4.4 Demonstration of conduction velocity mapping in HH-stage 15 embryonic quail hearts

We next applied the method to OM data obtained from HH stage 15 quail hearts. We optically paced the excised hearts at 2.5 Hz to minimize the effect of heart rate on conduction velocities [42]. Four seconds of data were collected and nine complete heartbeats were analyzed. We first constructed the conventional activation time map using the isochrone display projected on the 3D surface of the heart tube (Fig. 6). Based on the map, we could qualitatively visualize conduction velocity based on how dense the isochrone lines were in any given region. For example, the outer curvature of the ventricle had a less dense population of isochrone lines, suggesting a higher conduction velocity, whereas regions on the inner curvature and regions close to the outflow tract or atrium displayed denser isochrone lines, suggesting slower conduction velocity. However, this visualization is not very quantitative, and when comparing multiple hearts, only large differences in conduction velocity can be identified.
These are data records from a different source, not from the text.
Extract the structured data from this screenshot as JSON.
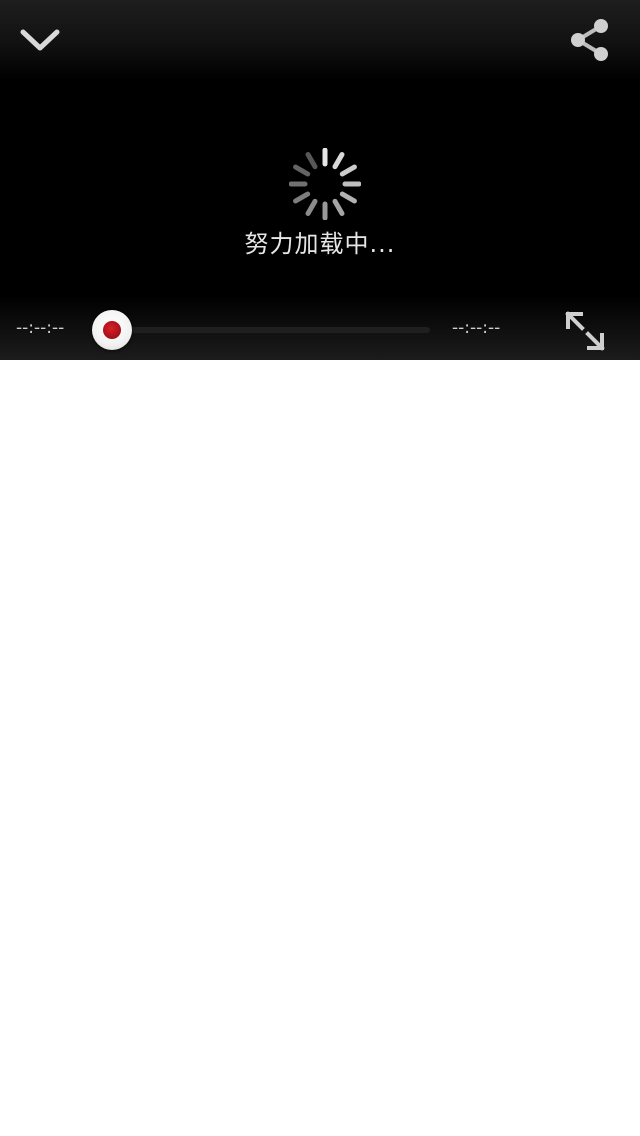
{
  "player": {
    "loading_text": "努力加载中...",
    "current_time": "--:--:--",
    "total_time": "--:--:--",
    "progress": 0,
    "icons": {
      "collapse": "chevron-down-icon",
      "share": "share-icon",
      "fullscreen": "fullscreen-expand-icon",
      "spinner": "loading-spinner-icon"
    },
    "colors": {
      "background": "#000000",
      "icon": "#d9d9d9",
      "time_text": "#cfcfcf",
      "thumb_accent": "#b3101a"
    }
  }
}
A smaller change, for example, a 10-20% change of conduction velocity, would be very difficult to identify. The conventional color scheme of isochrone maps also leads to false impressions of uniformity. For example, the largest block in Fig. 6 was colored solid green, although the conduction velocities within this block were certainly different (the outer rim, for example, would have much higher conduction velocity).

 figure: Fig. 6

Fig. 6 Activation isochrone map of a HH-15 quail embryonic heart. The conduction propagated from blue to red (early to late), with each line representing a 10-ms interval. The plot is the result of the average of 9 consecutive heart beats. The isochrone map was projected on the surface of an OCT volume representing the tubular heart. Regions around the atrium and outflow tract were removed from display due to increased noise levels caused by being out-of-focus.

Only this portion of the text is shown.